2) Monitor auto loan rates.

If you are serious about getting the lowest possible rate, you should monitor the current auto loan rates. Let us remind you that the interest rates offered to credit-challenged buyers are higher than what are offered to prime borrowers. But you don’t have to take on a high and burdensome interest rate when you can find the lowest possible rate. is an excellent source of information for current auto loan rates. They post weekly updates of national average rates for new auto loans and used auto loans. It is also wise to shop around, getting several quotes from different lenders in your area and comparing them with each other to find the best rate.

3) Step into a dealership only after arranging financing.

Getting dealership financing may be convenient but dealers mark up auto loan rates. And they are more likely to mark them up when they work with people with bad credit. In March 2013, the Consumer Financial Protection Bureau (CFPB) placed indirect auto lenders, particularly dealerships, under scrutiny for their discriminatory rates.

To avoid getting a higher interest rate at a dealership, get approved for an auto loan beforehand. Auto loans for people with bad credit are also available in several banks, credit unions and other financing institutions. Moreover, you won’t have to discuss financing with the dealer anymore, which could otherwise make things more complicated during the negotiation, if you had arranged financing already.

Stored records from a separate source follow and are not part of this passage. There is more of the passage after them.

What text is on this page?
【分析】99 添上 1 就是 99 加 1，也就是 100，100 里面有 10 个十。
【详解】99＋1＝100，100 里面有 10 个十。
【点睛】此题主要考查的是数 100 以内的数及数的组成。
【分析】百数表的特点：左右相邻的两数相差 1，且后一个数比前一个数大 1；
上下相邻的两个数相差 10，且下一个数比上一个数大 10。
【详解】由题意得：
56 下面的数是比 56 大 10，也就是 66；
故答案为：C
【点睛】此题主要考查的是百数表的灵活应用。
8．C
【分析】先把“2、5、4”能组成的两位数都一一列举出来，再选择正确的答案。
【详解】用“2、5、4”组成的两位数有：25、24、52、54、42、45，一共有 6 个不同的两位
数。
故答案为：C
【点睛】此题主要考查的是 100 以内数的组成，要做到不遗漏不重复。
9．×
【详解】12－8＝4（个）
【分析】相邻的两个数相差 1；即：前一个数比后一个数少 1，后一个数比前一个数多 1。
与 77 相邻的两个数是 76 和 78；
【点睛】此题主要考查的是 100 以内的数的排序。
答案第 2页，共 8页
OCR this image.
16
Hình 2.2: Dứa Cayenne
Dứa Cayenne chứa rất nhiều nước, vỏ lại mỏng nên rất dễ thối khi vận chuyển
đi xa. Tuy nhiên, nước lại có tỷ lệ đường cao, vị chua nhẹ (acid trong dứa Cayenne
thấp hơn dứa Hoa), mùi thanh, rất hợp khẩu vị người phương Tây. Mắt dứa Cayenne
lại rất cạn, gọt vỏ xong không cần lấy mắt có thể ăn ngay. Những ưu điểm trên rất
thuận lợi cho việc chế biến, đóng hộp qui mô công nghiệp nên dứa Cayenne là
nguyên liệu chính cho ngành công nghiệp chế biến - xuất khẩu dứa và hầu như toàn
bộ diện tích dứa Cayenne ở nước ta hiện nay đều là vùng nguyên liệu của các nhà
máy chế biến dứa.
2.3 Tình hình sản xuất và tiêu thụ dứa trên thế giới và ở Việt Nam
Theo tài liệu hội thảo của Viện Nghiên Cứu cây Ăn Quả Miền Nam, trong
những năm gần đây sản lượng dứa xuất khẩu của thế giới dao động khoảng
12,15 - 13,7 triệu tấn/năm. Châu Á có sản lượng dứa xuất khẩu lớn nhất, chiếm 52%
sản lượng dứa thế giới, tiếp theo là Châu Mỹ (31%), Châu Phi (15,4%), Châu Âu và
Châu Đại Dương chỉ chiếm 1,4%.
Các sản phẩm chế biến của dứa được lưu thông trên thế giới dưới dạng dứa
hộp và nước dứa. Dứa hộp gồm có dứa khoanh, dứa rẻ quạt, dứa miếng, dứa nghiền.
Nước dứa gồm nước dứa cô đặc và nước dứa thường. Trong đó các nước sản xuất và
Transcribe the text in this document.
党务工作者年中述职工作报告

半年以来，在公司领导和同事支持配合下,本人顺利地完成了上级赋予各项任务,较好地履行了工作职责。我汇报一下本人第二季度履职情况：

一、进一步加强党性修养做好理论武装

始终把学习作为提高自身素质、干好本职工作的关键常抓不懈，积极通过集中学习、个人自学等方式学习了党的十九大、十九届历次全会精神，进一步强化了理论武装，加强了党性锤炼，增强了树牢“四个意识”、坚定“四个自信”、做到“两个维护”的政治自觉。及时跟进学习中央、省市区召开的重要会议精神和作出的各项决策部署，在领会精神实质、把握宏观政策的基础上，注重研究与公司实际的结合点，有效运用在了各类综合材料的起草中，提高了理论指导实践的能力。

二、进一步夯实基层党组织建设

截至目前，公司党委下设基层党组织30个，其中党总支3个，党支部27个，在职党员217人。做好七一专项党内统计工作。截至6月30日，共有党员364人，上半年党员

4) Don’t mind the legalese.

Regardless of the kind of credit you have, you should never sign on the dotted line without reading what the papers say. Although the sales rep would assure you that the contract says this and that, you should still read the terms yourself. A lot of car buyers complain after realizing that they signed up for something with terms they don’t really agree with.

Further, bad credit car buyers are more prone to being ripped off. If the dealership promised you low monthly payments, for instance, make sure it is clearly written in the contract.